Convicted murderer Monique Turenne says she had nothing to do with the death of her husband. Friday a Bay County jury found her guilty of second degree murder in the beating death of her husband, Canadian Air Force Major David Turenne. She says the jury is wrong.
Monique Turenne didn't testify in the trial, and she has never spoken publicly about her husband's death or her trial until now. Saturday night she told Newschannel 7 a different story than the one heard in her trial.
She says double lives caught up with her husband David the night he was killed by a man she says she had no intimate relationship with Ralph Crompton.
"The crush, that is so lame," says Turenne. "He was going into business with my husband. David was into extracurricular affairs." Turenne says it was not a legitimate operation. "Not at all." Turenne says Ralph and David were fighting over a business venture. "There was a business venture involved, and there was also someone else involved with the name Diablo."
That story never came out during her trial. What did come up were incriminating statements she made to Canadian authorities. Hours of questions and answers condensed into a small report she signed.
"There was no statement. If there was anything, there was one handwritten thing that they made it and that's where all those inconsistencies are," says Turenne. “I signed it because they told me if I didn't sign they were going to lock me up. I was not going to go to the funeral. I was going to be staying put."
It took two hours for the jury to find Turenne guilty of second degree murder in the death of her husband. During much of the trial, Turenne says she disagreed with her lawyer's strategy.
"We weren't able to bring forth the testimony from the Crompton trial. I was floored when all of a sudden he's (Turenne's attorney, Walter Smith) not bringing that forth and why not? It's like, I'm sorry Walter, but I don't think you did the job. You really didn't do the job. Yeah, it's a great case for appeals, but I'm not home with my kids right now."

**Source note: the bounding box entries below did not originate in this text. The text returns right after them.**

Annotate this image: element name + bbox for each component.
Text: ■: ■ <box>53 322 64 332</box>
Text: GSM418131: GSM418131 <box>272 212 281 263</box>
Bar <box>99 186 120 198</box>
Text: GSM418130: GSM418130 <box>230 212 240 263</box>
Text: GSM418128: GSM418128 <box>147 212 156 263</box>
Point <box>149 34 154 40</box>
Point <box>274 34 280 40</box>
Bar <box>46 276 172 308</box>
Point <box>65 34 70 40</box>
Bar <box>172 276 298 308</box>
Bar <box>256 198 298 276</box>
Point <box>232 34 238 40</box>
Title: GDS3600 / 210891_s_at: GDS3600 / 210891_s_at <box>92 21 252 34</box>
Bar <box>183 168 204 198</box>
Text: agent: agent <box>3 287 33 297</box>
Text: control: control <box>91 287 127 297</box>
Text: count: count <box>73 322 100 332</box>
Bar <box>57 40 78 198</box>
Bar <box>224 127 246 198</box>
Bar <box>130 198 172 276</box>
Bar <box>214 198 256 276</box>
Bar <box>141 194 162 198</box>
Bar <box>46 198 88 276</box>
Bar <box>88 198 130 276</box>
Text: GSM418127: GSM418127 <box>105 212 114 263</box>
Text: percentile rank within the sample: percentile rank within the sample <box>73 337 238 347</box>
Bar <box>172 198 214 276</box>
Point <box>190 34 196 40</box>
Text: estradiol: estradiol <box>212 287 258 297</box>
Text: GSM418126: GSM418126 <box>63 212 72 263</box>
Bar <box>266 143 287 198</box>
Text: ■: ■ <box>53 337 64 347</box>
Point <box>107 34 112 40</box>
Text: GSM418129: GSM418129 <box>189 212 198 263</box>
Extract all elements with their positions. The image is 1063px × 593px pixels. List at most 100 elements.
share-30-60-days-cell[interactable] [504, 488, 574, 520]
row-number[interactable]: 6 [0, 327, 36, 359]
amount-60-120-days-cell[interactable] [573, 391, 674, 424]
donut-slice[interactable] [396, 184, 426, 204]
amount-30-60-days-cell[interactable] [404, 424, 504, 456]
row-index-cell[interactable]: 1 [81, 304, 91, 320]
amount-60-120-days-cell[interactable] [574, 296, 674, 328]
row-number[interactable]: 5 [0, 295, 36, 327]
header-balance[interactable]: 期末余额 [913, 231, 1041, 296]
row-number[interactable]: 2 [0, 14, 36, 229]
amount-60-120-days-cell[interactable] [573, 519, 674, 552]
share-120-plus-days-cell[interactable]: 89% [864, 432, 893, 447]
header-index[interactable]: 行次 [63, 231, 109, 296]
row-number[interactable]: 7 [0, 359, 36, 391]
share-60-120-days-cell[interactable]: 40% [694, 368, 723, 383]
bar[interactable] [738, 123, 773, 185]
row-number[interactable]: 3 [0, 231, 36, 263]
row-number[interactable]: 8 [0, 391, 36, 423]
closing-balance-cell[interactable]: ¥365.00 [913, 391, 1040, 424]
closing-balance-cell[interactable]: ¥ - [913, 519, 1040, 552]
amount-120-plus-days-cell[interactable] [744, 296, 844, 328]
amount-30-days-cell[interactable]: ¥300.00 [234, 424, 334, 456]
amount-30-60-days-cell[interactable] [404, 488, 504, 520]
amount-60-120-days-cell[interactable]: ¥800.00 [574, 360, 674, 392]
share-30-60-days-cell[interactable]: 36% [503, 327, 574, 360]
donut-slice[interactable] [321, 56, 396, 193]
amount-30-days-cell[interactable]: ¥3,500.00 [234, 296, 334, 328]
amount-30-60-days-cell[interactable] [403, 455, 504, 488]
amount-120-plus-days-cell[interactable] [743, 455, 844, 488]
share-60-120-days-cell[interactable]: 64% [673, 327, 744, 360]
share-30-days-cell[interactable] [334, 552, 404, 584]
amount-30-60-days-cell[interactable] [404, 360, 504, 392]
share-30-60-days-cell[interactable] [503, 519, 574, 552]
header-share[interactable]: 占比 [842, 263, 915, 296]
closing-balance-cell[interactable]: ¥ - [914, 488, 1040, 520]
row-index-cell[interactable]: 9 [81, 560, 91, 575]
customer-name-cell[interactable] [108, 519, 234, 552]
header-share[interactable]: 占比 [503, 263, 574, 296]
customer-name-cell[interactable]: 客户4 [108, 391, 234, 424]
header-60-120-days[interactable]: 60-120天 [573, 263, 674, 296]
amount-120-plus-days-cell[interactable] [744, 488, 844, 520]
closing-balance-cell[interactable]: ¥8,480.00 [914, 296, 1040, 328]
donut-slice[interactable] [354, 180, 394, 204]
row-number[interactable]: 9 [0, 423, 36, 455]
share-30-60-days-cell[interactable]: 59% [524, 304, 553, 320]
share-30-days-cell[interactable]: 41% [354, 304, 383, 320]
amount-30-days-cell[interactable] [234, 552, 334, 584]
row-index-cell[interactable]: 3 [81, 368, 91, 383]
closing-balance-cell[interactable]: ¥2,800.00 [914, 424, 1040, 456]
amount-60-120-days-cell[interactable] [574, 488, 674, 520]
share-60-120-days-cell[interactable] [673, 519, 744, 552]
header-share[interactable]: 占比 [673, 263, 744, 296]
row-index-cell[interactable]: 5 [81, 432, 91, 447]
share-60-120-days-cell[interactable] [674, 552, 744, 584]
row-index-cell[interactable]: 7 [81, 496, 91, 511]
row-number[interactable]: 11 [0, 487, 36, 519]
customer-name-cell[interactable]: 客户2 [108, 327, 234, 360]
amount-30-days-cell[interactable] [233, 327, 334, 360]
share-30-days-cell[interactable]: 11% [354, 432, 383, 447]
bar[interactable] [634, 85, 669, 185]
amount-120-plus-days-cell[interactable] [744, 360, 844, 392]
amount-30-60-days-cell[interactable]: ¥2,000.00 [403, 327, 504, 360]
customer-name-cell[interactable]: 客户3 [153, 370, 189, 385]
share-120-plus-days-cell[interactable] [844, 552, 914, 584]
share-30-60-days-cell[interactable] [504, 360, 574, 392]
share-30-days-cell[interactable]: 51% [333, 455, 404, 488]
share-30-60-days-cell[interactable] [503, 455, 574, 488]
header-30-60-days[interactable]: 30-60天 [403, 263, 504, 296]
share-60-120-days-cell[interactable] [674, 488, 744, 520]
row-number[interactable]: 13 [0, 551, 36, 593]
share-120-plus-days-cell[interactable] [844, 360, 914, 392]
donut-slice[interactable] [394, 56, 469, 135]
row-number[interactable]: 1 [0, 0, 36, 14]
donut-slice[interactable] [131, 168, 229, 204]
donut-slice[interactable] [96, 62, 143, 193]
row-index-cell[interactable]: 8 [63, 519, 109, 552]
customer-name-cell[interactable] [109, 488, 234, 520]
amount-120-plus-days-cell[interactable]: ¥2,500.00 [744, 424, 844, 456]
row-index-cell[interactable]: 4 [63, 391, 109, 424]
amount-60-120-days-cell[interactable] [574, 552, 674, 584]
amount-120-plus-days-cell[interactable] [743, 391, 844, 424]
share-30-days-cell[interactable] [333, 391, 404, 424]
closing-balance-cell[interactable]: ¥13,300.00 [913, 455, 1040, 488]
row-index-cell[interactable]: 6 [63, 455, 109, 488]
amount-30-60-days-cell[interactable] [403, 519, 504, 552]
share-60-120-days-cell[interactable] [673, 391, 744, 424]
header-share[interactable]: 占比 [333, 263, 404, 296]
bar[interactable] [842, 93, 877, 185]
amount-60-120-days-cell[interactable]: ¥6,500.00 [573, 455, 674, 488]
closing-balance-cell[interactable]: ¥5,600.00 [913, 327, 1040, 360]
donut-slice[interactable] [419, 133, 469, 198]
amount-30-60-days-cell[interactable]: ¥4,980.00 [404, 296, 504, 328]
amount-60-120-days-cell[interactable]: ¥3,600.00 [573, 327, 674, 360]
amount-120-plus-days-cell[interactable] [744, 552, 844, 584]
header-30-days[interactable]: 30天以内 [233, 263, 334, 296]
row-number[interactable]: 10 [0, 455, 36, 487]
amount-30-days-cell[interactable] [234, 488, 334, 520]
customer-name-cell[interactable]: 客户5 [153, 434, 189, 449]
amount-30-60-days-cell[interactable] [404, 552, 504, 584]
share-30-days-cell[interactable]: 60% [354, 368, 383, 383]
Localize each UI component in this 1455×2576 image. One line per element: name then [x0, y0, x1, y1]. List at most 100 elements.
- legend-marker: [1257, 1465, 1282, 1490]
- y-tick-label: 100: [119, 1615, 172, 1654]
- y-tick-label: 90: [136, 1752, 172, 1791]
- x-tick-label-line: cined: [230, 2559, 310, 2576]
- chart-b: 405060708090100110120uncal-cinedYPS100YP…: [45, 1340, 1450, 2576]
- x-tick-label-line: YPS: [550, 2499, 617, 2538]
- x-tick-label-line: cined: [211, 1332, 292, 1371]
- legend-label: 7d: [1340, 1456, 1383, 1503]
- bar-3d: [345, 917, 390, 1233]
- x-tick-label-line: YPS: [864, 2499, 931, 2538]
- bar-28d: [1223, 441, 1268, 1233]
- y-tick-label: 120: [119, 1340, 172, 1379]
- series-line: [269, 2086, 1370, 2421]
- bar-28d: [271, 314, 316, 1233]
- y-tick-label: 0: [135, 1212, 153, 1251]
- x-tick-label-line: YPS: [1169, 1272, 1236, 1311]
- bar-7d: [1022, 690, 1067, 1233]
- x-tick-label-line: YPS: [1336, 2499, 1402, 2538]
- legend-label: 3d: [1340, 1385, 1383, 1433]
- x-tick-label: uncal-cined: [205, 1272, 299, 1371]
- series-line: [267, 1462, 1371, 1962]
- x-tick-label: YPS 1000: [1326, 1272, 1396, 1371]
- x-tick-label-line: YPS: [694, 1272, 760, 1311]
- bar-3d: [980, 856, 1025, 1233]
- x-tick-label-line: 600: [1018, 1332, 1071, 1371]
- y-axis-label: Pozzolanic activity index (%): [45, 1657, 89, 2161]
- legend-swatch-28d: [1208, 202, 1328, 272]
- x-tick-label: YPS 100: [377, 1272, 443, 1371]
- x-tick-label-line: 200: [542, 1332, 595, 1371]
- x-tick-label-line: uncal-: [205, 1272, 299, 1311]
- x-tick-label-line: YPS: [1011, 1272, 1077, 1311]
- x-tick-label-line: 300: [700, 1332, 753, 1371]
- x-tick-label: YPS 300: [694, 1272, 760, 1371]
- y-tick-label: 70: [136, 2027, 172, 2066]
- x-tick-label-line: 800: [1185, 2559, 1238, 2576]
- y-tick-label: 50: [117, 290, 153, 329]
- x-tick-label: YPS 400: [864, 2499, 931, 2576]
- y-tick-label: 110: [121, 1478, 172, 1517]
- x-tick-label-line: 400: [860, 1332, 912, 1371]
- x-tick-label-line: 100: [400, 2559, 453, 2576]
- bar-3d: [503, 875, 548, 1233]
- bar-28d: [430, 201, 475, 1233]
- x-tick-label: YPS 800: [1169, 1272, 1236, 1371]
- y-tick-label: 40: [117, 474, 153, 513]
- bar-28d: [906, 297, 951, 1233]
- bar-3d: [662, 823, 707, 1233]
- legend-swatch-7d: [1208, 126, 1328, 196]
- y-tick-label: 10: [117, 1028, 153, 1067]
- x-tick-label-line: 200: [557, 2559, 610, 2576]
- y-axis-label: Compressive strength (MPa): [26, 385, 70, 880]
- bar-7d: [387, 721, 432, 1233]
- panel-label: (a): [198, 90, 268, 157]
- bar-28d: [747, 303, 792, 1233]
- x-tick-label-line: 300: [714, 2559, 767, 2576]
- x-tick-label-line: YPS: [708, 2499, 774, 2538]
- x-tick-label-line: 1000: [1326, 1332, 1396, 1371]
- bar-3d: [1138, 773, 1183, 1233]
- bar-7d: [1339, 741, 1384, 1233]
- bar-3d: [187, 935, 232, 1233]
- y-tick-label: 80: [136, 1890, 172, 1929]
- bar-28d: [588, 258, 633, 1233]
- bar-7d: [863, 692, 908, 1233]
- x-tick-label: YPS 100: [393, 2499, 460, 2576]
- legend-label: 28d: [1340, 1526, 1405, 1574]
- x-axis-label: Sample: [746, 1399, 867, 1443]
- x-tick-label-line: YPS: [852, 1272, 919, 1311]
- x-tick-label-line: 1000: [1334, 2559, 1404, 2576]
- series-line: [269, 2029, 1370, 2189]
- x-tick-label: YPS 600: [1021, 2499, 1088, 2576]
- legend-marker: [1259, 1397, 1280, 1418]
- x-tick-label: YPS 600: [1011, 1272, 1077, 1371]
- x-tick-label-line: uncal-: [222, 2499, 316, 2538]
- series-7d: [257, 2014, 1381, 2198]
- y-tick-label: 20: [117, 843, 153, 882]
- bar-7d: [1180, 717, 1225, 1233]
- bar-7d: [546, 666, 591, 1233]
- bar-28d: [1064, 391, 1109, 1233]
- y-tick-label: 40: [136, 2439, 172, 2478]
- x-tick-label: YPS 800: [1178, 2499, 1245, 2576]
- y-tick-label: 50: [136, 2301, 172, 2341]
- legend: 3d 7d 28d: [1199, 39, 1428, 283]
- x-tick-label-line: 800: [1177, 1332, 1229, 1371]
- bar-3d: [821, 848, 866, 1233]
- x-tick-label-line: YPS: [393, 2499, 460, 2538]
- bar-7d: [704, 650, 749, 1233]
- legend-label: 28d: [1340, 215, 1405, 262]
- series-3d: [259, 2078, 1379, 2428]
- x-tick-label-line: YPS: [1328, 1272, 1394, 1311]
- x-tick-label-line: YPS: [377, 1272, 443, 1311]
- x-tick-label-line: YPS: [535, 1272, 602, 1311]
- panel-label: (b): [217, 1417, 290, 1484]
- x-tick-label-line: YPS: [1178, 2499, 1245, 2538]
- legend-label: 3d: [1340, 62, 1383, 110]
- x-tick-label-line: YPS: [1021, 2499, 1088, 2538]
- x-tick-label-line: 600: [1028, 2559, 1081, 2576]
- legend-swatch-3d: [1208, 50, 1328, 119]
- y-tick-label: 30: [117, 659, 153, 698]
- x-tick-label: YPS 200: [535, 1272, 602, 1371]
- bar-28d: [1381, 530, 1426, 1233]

Turenne wishes she would have testified. "I would have pushed it because he (Smith) says reasonable doubt. That's it. We don't need to go to this or that, reasonable doubt. There's so many loopholes."
Turenne had also hoped Crompton would testify but he refused once he got on the witness stand. She now faces a sentence of up to life in prison but she says she plans to appeal the verdict. Sentencing for is scheduled for August 2. Prosecutors say she will most likely have to serve 20 years in prison.